Vino: dagli abissi in orbita

martedì 18 febbraio 2020


Produzione mondiale in forte rialzo, superfici agricole dedicate alla coltura che interrompono il trend di decrescita, consumi stabili e scambi internazionali in aumento sia in volume sia in valore; ecco solo alcuni dati relativi a uno dei beni di consumo più apprezzati ed amati sulle tavole di tutto il mondo: il vino.

Ebbene, proprio il nettare di Bacco è stato recentemente al centro di due sperimentazioni molto curiose, apparentemente opposte tra loro ma con la stessa finalità: esplorare nuovi confini per scoprirne nuove potenzialità e nuovi sapori.

Nel primo caso, tutto italiano, un’azienda vitivinicola dell’Isola d’Elba, in collaborazione con il professor Attilio Scienza, ordinario di viticoltura dell’Università di Milano, ha condotto un vero e proprio esperimento “archeoenologico” unico al mondo e, non a caso, il frutto di questo progetto è stato chiamato “Nesos”, che in greco antico significa “isola”. L’isola è quella di Chio, e lo scopo è stato quello di riprodurre, dopo 2500 anni, un pregiatissimo e raro vino di lusso esportato proprio dalla piccola isola dell’Egeo orientale verso i porti di tutto il Mediterraneo.
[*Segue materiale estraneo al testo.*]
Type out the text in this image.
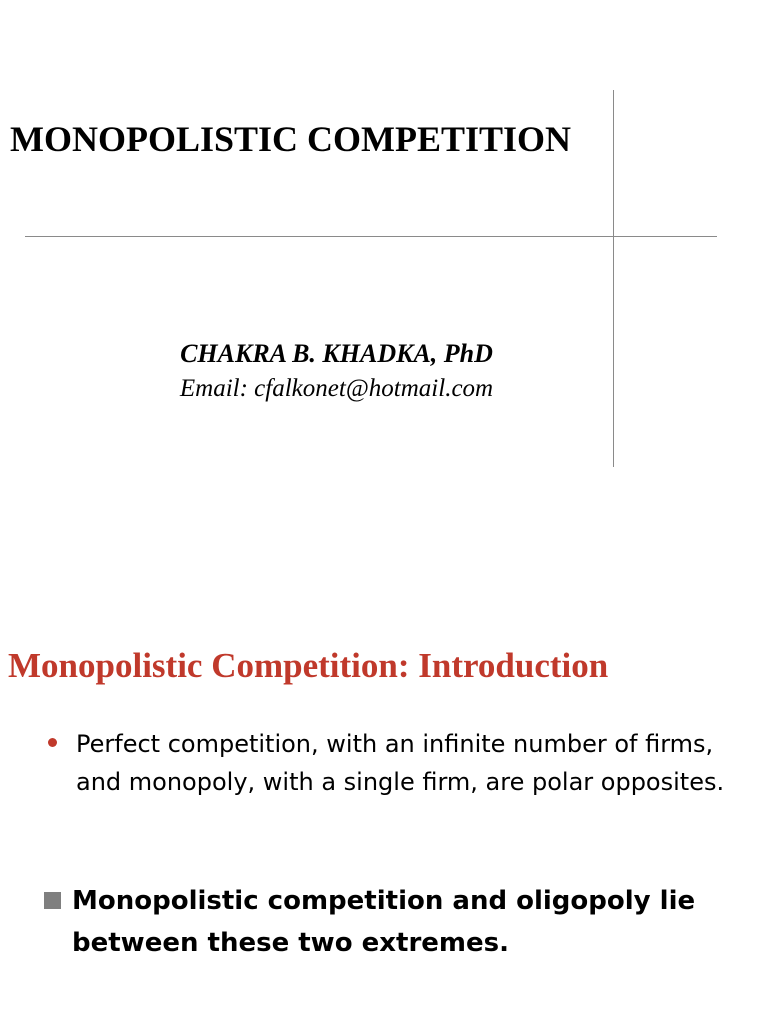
MONOPOLISTIC COMPETITION

CHAKRA B. KHADKA, PhD

Email: cfalkonet@hotmail.com

Monopolistic Competition: Introduction

Perfect competition, with an infinite number of firms, and monopoly, with a single firm, are polar opposites.

Monopolistic competition and oligopoly lie between these two extremes.
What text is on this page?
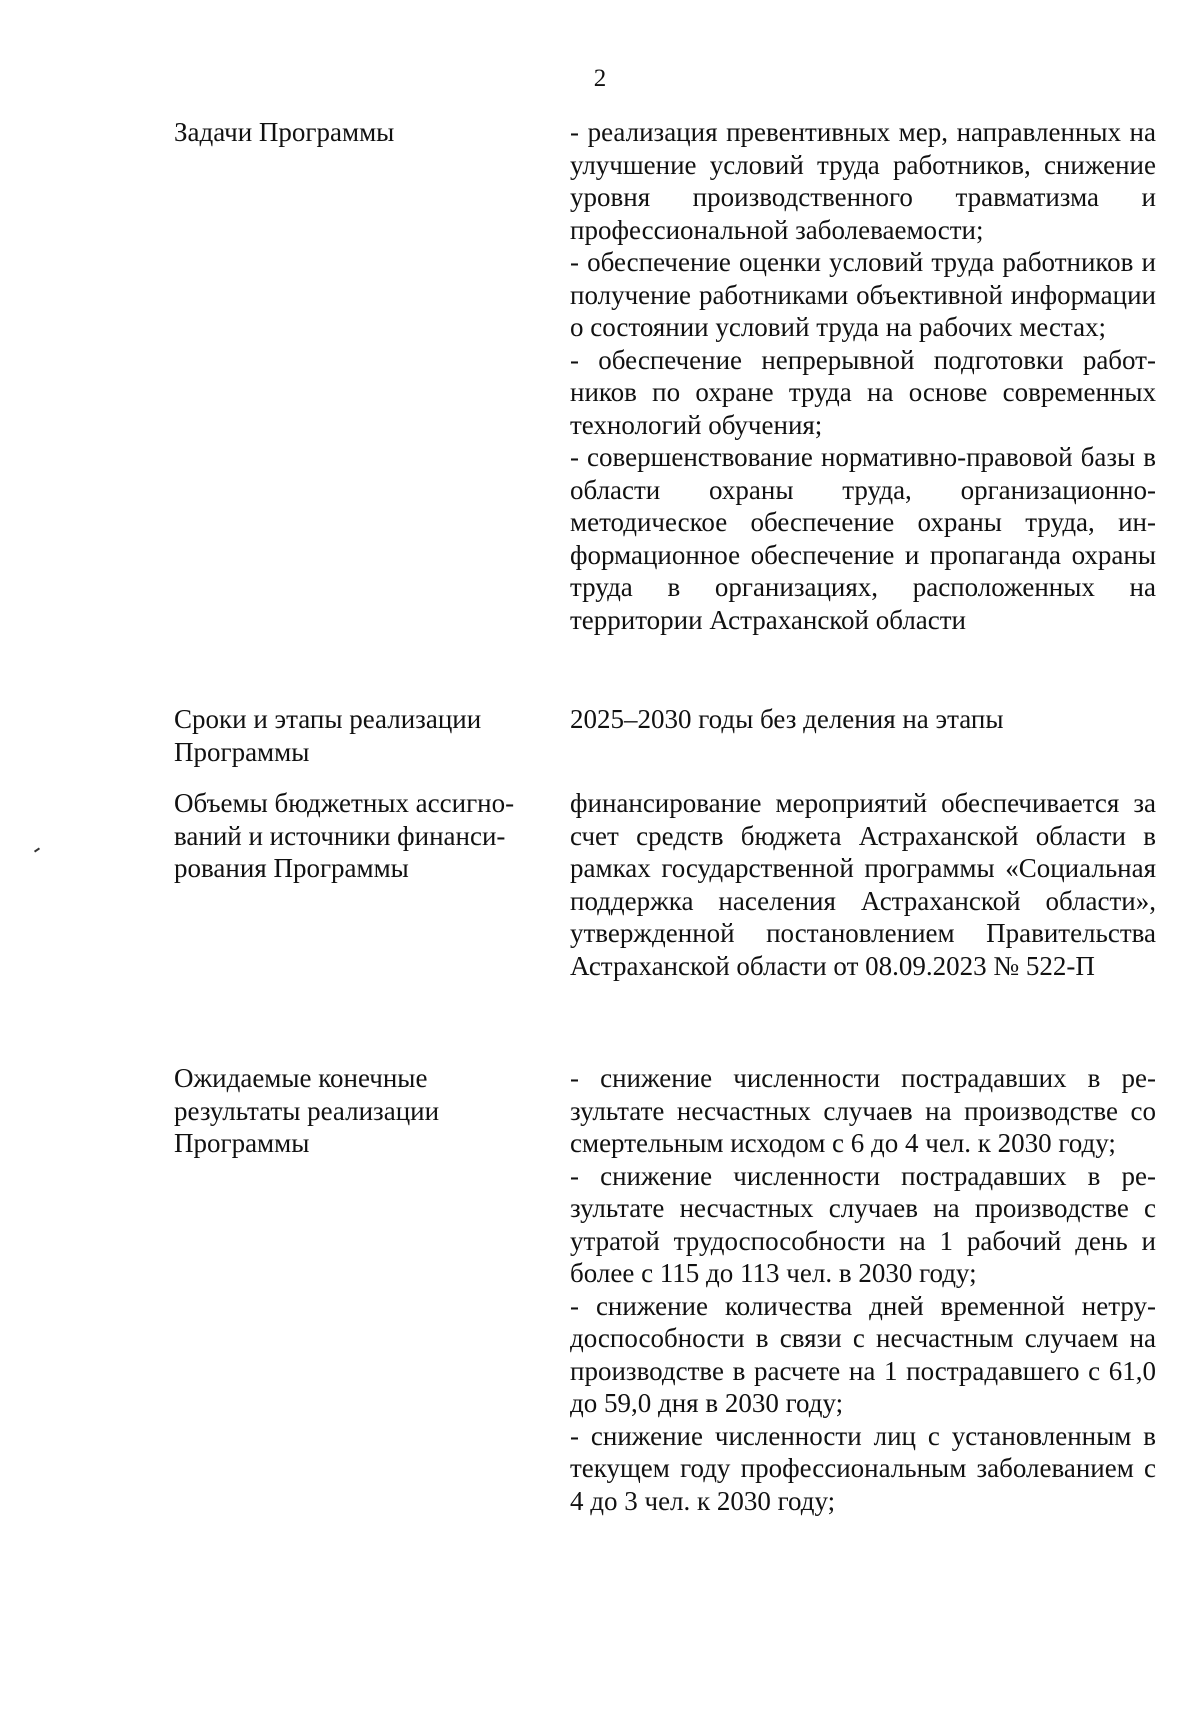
2
Задачи Программы	- реализация превентивных мер, направленных на улучшение условий труда работников, снижение уровня производственного травматизма и профессиональной заболеваемости;

- обеспечение оценки условий труда работников и получение работниками объективной информации о состоянии условий труда на рабочих местах;

- обеспечение непрерывной подготовки работников по охране труда на основе современных технологий обучения;

- совершенствование нормативно-правовой базы в области охраны труда, организационно-методическое обеспечение охраны труда, информационное обеспечение и пропаганда охраны труда в организациях, расположенных на территории Астраханской области

Сроки и этапы реализации Программы

2025–2030 годы без деления на этапы

Объемы бюджетных ассигнований и источники финансирования Программы

финансирование мероприятий обеспечивается за счет средств бюджета Астраханской области в рамках государственной программы «Социальная поддержка населения Астраханской области», утвержденной постановлением Правительства Астраханской области от 08.09.2023 № 522-П

Ожидаемые конечные результаты реализации Программы

- снижение численности пострадавших в результате несчастных случаев на производстве со смертельным исходом с 6 до 4 чел. к 2030 году;

- снижение численности пострадавших в результате несчастных случаев на производстве с утратой трудоспособности на 1 рабочий день и более с 115 до 113 чел. в 2030 году;

- снижение количества дней временной нетрудоспособности в связи с несчастным случаем на производстве в расчете на 1 пострадавшего с 61,0 до 59,0 дня в 2030 году;

- снижение численности лиц с установленным в текущем году профессиональным заболеванием с 4 до 3 чел. к 2030 году;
La particolarità di questa bevanda, oltre alla capacità di sopportare bene i trasporti via mare, era il suo sapore dolce, alcolico e molto aromatico, derivante da un segreto in fase di produzione che è stato custodito gelosamente per lungo tempo ma che è stato oggi riprodotto grazie all’intraprendenza di questa azienda toscana.

L’uva Ansonica, tipica dell’isola d’Elba, è stata immersa in mare, in delle apposite ceste, ad una decina di metri di profondità per alcuni giorni, prima della fase successiva di appassimento al sole: in questo modo, grazie al processo di osmosi, il sale marino è penetrato negli acini senza danneggiarli, preservandone l’aroma e con un affetto antiossidante e disinfettante che ha permesso di evitare l’utilizzo di solfiti. Poi, il nettare così ottenuto, è stato posto a riposare in alcune anfore di terracotta, per permetterne un’ottima ossigenazione ed isolamento termico ed arrivando così a realizzare un prodotto estremamente naturale e del tutto simile a quello prodotto migliaia di anni fa in Grecia.

Opposta direzione e distanza ha preso invece l’uva dell’esperimento messo in atto da una startup lussemburghese, la Space Cargo Unlimited, che in collaborazione con le università della francese Bordeaux e della tedesca Baviera, ha inviato sulla Stazione spaziale Internazionale (ISS), a 400 chilometri di distanza dal nostro pianeta, una cassa di vino rosso di Bordeaux con l’obiettivo di studiarne l’invecchiamento e l’evoluzione in un ambiente privo di gravità.

Le bottiglie rimarranno in orbita sopra le nostre teste per un anno e, una volta riportate sulla Terra verranno confrontate con quello del medesimo vino conservate però sul nostro pianeta: lo scopo è di rilevare eventuali differenze nello sviluppo delle qualità organolettiche della bevanda dovute all’effetto delle microgravità e delle radiazioni spaziali.

Insomma, che si guardi al vino delle profondità del mare dell’Antica Grecia o che si proiettino le bottiglie verso il futuro spaziale alto sopra le nostre teste, sempre varranno per descriverlo le parole di Euripide: E dove non è vino non è amore; né alcun altro diletto hanno i mortali”.